A Book of American Martyrs(73)
“What is what?”
“You seem always to be—well, clearing your throat—and your voice has been hoarse for days . . .”
“I’m sorry. I can’t help it.”
“Do you have a sore throat, or—a cold? . . .”
Furious, Naomi slammed out of the room. She could not bear it, such close scrutiny which angered her even more than its reverse—our mother’s distraction.
Soon after our father’s disappearance from our lives—(which she did not exactly acknowledge to be death)—Naomi began to feel her throat constrict at unpredictable times. It was silly, like coughing and sputtering, very annoying, embarrassing. She had difficulty swallowing and could not speak always clearly. She felt a curious sensation in her mouth like Novocain. Her tongue felt swollen, and was very tender.
If she tried to speak, her voice was hoarse and inaudible; soon she gave up trying. She saw her surroundings at a remove as if looking through the wrong end of a telescope. Often she saw people speaking to her but could not hear them. She was in dread of beginning school in this new place where no one knew her though everyone knew whose daughter she was.
The abortionist’s daughter. Her father was killed.
There was something wrong inside her mouth. Contorting her face before a mirror she could see—almost—an ugly black stitching in her tongue, that rendered speech painful. How had such a thing happened!
The mutilation of her mouth was confused (somehow) with what had happened to our father in Ohio. Shotgun blast. Point-blank. Upper chest, throat, lower face devastated. (How did Naomi know this? Somehow, she knew. She and Darren knew far more than the naive adults surrounding them could have guessed.)
Often, Naomi approached Darren just to be near him. She assured him he didn’t have to talk to her, he didn’t have to acknowledge her, she would not intrude in whatever he was doing—(at his computer); she just did not want to be alone. “Play with Melissa,” Darren said negligently, “she needs you.” But Naomi did not want to be needed, she had not enough strength.
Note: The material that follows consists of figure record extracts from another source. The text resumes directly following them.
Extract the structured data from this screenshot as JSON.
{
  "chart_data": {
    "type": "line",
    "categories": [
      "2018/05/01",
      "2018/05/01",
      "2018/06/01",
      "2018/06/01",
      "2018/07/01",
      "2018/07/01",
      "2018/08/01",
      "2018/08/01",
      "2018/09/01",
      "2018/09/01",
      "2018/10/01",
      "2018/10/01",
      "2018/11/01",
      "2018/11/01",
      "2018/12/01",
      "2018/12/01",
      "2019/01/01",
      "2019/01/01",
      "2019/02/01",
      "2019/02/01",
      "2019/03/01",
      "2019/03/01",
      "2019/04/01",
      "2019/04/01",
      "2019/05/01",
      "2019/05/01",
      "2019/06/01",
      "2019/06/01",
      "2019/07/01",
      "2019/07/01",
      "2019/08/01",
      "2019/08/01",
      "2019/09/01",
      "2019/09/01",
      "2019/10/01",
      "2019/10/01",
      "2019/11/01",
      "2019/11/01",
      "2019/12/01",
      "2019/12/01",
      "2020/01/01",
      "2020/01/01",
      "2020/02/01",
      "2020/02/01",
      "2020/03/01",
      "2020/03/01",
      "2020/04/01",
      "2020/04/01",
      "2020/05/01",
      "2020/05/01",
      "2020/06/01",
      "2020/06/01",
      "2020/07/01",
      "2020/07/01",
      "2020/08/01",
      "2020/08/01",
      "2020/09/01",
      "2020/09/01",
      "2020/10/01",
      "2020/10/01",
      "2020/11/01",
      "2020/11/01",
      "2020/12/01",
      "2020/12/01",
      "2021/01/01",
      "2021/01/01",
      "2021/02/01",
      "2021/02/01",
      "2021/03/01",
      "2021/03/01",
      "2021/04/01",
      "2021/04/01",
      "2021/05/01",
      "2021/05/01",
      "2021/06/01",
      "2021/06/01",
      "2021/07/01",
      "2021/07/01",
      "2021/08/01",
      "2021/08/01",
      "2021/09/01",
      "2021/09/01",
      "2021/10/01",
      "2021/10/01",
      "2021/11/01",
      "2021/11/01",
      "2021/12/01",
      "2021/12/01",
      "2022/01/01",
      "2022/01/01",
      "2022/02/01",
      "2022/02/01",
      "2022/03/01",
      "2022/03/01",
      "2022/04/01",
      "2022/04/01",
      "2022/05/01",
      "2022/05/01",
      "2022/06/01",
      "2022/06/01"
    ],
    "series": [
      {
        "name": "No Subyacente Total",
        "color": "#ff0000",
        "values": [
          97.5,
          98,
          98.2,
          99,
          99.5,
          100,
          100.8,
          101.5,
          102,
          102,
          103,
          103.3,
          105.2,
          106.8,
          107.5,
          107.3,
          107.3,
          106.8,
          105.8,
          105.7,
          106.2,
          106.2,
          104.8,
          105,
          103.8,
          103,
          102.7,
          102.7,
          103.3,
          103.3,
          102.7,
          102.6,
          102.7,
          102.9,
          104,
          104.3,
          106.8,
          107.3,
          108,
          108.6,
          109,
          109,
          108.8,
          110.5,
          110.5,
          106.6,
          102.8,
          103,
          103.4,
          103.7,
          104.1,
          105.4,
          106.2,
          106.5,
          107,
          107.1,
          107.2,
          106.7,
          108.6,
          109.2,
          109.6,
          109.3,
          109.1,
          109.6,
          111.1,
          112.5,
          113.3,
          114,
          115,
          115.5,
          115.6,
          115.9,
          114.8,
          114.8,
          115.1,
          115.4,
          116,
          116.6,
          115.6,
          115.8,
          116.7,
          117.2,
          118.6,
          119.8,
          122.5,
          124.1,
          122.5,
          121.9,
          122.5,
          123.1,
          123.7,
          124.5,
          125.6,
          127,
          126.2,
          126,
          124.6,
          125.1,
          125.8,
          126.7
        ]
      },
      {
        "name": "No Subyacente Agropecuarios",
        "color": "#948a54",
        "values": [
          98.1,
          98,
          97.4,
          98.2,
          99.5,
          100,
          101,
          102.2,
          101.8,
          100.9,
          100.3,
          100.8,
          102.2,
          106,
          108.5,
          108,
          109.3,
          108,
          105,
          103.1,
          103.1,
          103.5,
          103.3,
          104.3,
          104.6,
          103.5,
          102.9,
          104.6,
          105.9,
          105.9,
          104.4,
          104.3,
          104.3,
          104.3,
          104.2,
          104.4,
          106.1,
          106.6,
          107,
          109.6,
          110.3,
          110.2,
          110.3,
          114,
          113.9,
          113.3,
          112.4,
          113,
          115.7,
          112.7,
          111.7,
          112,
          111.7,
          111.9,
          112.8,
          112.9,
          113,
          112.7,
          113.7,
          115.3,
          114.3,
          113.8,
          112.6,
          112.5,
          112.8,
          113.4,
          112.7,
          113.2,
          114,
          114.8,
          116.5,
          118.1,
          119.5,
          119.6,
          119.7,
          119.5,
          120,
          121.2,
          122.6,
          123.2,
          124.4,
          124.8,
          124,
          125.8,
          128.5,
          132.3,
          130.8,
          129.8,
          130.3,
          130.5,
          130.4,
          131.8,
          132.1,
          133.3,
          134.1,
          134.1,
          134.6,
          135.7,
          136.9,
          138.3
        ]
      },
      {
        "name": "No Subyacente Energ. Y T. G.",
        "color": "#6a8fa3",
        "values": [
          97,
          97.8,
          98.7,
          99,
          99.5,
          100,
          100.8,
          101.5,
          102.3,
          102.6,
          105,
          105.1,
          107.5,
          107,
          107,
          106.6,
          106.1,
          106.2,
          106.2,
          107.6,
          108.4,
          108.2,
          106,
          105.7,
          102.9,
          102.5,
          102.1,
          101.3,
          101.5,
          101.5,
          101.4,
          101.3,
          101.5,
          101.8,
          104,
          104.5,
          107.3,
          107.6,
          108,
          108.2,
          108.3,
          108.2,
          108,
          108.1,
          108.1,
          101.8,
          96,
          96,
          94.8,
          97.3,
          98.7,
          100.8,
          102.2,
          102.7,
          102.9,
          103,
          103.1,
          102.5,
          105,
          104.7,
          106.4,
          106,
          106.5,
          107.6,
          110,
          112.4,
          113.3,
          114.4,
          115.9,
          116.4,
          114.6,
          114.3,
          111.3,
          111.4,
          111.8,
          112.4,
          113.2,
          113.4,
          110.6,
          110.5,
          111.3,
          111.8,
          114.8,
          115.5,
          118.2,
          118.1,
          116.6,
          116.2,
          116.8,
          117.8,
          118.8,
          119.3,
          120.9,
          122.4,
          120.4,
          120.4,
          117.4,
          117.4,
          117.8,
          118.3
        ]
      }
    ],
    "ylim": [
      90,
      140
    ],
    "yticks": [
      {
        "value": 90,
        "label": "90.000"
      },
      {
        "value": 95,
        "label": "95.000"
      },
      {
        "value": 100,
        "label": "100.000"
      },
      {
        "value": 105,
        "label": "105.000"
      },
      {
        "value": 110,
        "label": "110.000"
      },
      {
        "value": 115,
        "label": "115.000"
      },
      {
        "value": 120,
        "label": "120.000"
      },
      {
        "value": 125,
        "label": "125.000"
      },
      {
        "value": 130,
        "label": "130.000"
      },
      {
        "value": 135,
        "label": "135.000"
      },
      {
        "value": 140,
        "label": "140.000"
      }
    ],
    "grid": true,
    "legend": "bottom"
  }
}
And how insulting to her, her grief snubbed by her brother as if play might be a remedy.
Naomi seemed to Darren exactly wrong in all ways. She was too old for childish behavior and yet too young to be taken seriously as a teenager. She had nothing of the funky-sexy chic of certain Ann Arbor schoolgirls of her age who were as likely to be Asian, Caribbean-American, Hispanic, Eastern European as Caucasian; these were the American-born children of university professors and research scientists who knew how to wear tight jeans, tight little “tops” and sparkly sneakers, how even to disguise blotched skin as poor Naomi never would. It was adolescent-boy disgust Darren preferred to feel for his sister rather than dismay: her skin was both blotched and chalky-white.
More seriously, there were purplish crescents beneath her eyes. She had acquired a habit of swallowing compulsively as if her mouth were very dry and often when she tried to speak her voice was hoarse, scarcely audible.
“Go away. Don’t follow me around. It’s God damned depressing just to see you.”
“But—”
“I am not you. Get that!”
His grief he carried secure in his arms as you would carry an explosive device that is very delicately primed to detonate.
His grief was precious to him. His sister’s grief was excruciating, unbearable.
IN ANN ARBOR in the snowy fields beyond the McMahans’ house where he prowled by night. In secret slipping from the darkened house to run, run, run like a furious goat—a ram with curled, lethal horns—until his heart beat hard with a kind of angry jubilance.
Such secret times, Darren plotted revenge.
His brain was bright with fire. He imagined that his eyes, glimpsed from a little distance, were flame.
Eye for an eye, tooth for a tooth.
He’d have liked (he thought) to travel to Ohio, to seek out the Dunphys.
The Dunphy son who was his approximate age. He’d have liked to murder him.
It would not be difficult to set a house on fire, in the night. You would sprinkle kerosene around the foundation of the house, you would encircle the house completely so that no one could escape.
Then, you would strike a match. You would toss the match.
You would run, run, run until your heart burst.
HE DID FEEL BETTER IF he ran until he was exhausted. It gave him great happiness that no one knew where he was.
His lungs sucked in air. His heart scuttled inside his chest like a trapped, frantic rat. He knew, he’d disappointed the McMahans. They had opened their household to the remnants of Gus Voorhees’s family but it was not working out as they’d hoped. Especially, Darren was not accessible to them though he was Leonard McMahan’s godson.
What the fuck does that even mean—godson?
Some whim of his father’s. The men had been old, close friends like brothers—Gus Voorhees, Lenny McMahan. But what had that to do with him?
Some nights, he ran for miles until his legs ached. Craned his neck staring at the night sky as if he’d never seen it before. Scattered stars, so many pinpricks of light! Once, his father had told him of a conviction he’d had as a boy peering at an anatomical text, marveling at the musculature of the human body, that the personal life was a means to bring us to the impersonal, larger life—the life of science, of an objective and shared truth; and there was tremendous solace in that, in the impersonal.